Personal information
- Full name: Juan Pérez Márquez
- Born: 3 January 1974 (age 51) Badajoz, Spain
- Nationality: Spanish
- Height: 2.05 m (6 ft 9 in)
- Playing position: Pivot

Club information
- Current club: Retired

Senior clubs
- Years: Team
- 1994-1996: FC Barcelona
- 1996-2008: BM Valladolid
- 1998-2001: Ademar León
- 2001-2009: SDC San Antonio
- 2011-2012: Badajoz Escubal

National team
- Years: Team / Apps / (Gls)
- 1995-2007: Spain / 203 / (228)

Medal record
Summer Olympics
| Bronze medal – third place | 1996 Atlanta | Team |
| Bronze medal – third place | 2000 Sydney | Team |
World Championship
| Gold medal – first place | 2005 Tunisia |  |
European Championship
| Silver medal – second place | 1996 Spain |  |
| Silver medal – second place | 1998 Italy |  |
| Silver medal – second place | 2006 Switzerland |  |
| Bronze medal – third place | 2000 Croatia |  |

= Juan Pérez (handballer) =

Spanish handball player (born 1974)

Juan "Juancho" Pérez Márquez (born 3 January 1974) is a Spanish handball player who won the 2005 World Men's Handball Championship.

==Career==
Juancho Pérez played from 1994 to 1996 for FC Barcelona, where he won the 1996 Spanish championship, 1995 and 1996 Copa ASOBAL, 1995 EHF Cup Winners' Cup and the 1996 EHF Champions League.

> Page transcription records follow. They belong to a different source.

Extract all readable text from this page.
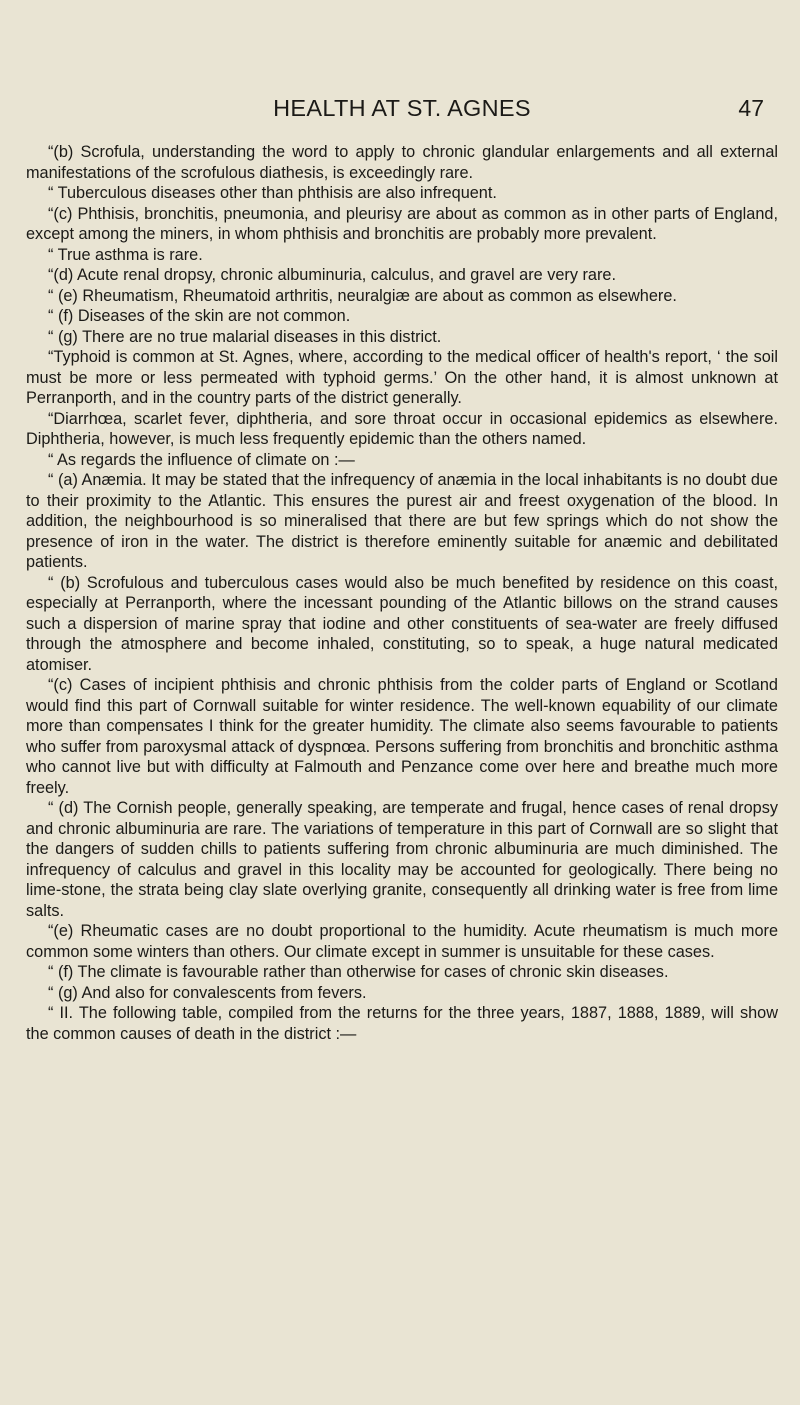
HEALTH AT ST. AGNES	47

“(b) Scrofula, understanding the word to apply to chronic glandular enlargements and all external manifestations of the scrofulous diathesis, is exceedingly rare.

“ Tuberculous diseases other than phthisis are also infrequent.

“(c) Phthisis, bronchitis, pneumonia, and pleurisy are about as common as in other parts of England, except among the miners, in whom phthisis and bronchitis are probably more prevalent.

“ True asthma is rare.

“(d) Acute renal dropsy, chronic albuminuria, calculus, and gravel are very rare.

“ (e) Rheumatism, Rheumatoid arthritis, neuralgiæ are about as common as elsewhere.

“ (f) Diseases of the skin are not common.

“ (g) There are no true malarial diseases in this district.

“Typhoid is common at St. Agnes, where, according to the medical officer of health's report, ‘ the soil must be more or less permeated with typhoid germs.’ On the other hand, it is almost unknown at Perranporth, and in the country parts of the district generally.

“Diarrhœa, scarlet fever, diphtheria, and sore throat occur in occasional epidemics as elsewhere. Diphtheria, however, is much less frequently epidemic than the others named.

“ As regards the influence of climate on :—

“ (a) Anæmia. It may be stated that the infrequency of anæmia in the local inhabitants is no doubt due to their proximity to the Atlantic. This ensures the purest air and freest oxygenation of the blood. In addition, the neighbourhood is so mineralised that there are but few springs which do not show the presence of iron in the water. The district is therefore eminently suitable for anæmic and debilitated patients.

“ (b) Scrofulous and tuberculous cases would also be much benefited by residence on this coast, especially at Perranporth, where the incessant pounding of the Atlantic billows on the strand causes such a dispersion of marine spray that iodine and other constituents of sea-water are freely diffused through the atmosphere and become inhaled, constituting, so to speak, a huge natural medicated atomiser.

“(c) Cases of incipient phthisis and chronic phthisis from the colder parts of England or Scotland would find this part of Cornwall suitable for winter residence. The well-known equability of our climate more than compensates I think for the greater humidity. The climate also seems favourable to patients who suffer from paroxysmal attack of dyspnœa. Persons suffering from bronchitis and bronchitic asthma who cannot live but with difficulty at Falmouth and Penzance come over here and breathe much more freely.

“ (d) The Cornish people, generally speaking, are temperate and frugal, hence cases of renal dropsy and chronic albuminuria are rare. The variations of temperature in this part of Cornwall are so slight that the dangers of sudden chills to patients suffering from chronic albuminuria are much diminished. The infrequency of calculus and gravel in this locality may be accounted for geologically. There being no lime-stone, the strata being clay slate overlying granite, consequently all drinking water is free from lime salts.

“(e) Rheumatic cases are no doubt proportional to the humidity. Acute rheumatism is much more common some winters than others. Our climate except in summer is unsuitable for these cases.

“ (f) The climate is favourable rather than otherwise for cases of chronic skin diseases.

“ (g) And also for convalescents from fevers.

“ II. The following table, compiled from the returns for the three years, 1887, 1888, 1889, will show the common causes of death in the district :—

In 1996 he joined BM Valladolid. Here he did however not win any titles. In 1998 he joined league rivals Ademar León, where he won the 2001 Spanish championship and the 2000 Copa ASOBAL and EHF Cup Winners' Cup

In 2001 he joined SDC San Antonio, where he won the 2001 Copa del Rey and EHF Champions League, the 2002 Spanish championship, 2004 EHF Cup Winners' Cup and the 2005 Spanish Championship. He retired in 2009. After his playing days he became the president of the Spanish second tier side Badajoz Escubal, a club from Badajoz, the town, where Pérez was born. In 2011 he unretired to play for them.

===National team===
Juancho Pérez featured in the national team for more than a decade.
His biggest achievement was winning the 2005 World Championship in Tunisia.

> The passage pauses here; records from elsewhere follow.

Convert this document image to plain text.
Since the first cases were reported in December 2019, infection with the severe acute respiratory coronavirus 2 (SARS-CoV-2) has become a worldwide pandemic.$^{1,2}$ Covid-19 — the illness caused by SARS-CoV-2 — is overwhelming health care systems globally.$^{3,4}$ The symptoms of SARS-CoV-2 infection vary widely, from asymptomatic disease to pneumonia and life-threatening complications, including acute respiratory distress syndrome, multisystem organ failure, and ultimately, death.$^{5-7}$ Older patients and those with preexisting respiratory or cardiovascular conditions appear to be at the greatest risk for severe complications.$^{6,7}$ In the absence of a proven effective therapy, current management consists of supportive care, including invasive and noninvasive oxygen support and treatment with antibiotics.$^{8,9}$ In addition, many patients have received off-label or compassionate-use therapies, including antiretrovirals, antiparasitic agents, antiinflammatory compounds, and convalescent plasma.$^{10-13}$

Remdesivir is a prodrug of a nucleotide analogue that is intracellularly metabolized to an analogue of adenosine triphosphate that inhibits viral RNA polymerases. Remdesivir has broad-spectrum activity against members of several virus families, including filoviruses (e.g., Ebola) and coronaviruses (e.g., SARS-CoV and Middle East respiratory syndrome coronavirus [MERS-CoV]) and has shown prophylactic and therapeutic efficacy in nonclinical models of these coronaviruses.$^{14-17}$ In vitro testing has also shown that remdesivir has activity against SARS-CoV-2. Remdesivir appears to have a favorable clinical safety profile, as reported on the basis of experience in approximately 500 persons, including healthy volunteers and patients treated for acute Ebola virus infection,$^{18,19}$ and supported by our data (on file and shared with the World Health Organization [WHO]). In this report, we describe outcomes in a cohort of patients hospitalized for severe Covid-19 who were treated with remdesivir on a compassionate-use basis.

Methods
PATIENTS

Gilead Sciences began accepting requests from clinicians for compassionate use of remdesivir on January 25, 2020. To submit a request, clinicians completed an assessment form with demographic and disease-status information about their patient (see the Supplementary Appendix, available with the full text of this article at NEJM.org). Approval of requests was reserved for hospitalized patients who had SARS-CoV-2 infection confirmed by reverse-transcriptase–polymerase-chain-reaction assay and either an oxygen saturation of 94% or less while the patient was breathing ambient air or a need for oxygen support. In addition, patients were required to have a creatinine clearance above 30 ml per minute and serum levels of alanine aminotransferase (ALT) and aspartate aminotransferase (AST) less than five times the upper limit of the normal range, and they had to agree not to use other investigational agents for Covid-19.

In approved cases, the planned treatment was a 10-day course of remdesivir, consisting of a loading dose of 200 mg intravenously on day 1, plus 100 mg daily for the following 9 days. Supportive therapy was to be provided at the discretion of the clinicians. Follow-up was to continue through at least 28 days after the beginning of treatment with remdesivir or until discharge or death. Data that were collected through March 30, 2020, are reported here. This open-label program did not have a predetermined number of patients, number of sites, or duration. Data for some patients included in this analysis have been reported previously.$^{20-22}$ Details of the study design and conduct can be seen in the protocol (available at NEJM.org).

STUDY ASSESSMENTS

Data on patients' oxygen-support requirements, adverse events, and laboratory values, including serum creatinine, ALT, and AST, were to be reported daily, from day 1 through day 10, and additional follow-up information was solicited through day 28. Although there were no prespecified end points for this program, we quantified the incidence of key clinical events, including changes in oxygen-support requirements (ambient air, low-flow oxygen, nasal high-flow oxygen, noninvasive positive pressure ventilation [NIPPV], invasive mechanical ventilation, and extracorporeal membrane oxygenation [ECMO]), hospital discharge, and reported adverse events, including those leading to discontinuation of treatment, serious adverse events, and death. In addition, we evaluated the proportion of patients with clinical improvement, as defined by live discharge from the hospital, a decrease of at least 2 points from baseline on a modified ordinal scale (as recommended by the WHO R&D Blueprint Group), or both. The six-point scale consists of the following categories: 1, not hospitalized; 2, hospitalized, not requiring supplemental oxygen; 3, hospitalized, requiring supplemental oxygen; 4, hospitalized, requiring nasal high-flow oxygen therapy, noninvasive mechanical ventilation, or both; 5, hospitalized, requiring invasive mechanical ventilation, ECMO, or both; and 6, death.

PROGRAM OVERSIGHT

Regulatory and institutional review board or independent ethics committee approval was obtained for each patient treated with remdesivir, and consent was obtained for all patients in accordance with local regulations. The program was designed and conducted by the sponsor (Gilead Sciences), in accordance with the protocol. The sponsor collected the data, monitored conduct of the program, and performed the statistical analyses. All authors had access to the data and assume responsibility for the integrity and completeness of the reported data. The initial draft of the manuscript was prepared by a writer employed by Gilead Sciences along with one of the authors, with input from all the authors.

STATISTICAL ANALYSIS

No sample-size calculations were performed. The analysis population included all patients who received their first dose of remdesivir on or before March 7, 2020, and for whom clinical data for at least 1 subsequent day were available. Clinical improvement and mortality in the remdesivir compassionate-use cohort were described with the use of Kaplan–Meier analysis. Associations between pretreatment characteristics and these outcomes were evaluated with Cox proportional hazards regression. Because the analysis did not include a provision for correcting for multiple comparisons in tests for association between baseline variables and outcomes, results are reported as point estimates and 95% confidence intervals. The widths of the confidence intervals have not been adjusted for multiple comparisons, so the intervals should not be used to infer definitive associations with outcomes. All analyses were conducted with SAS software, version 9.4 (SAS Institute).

competed in the 1996 Summer Olympics, in the 2000 Summer Olympics, and in the 2004 Summer Olympics. In 1996 he won the bronze medal with the Spanish team. He played three matches and scored five goals.

Four years later he won his second bronze medal with the Spanish handball team in the 2000 Olympic tournament. He played five matches and scored four goals.

At the 2004 Games he was part of the Spanish team which finished seventh in the Olympic tournament. He played two matches and scored three goals.

He also won silver medals four times at the European championships, at the 1996, 1998, 2000 and 2006 European Championships.

In the latter stages of his national team career he was however only third choice behind Rolando Uríos and Julen Aguinagalde.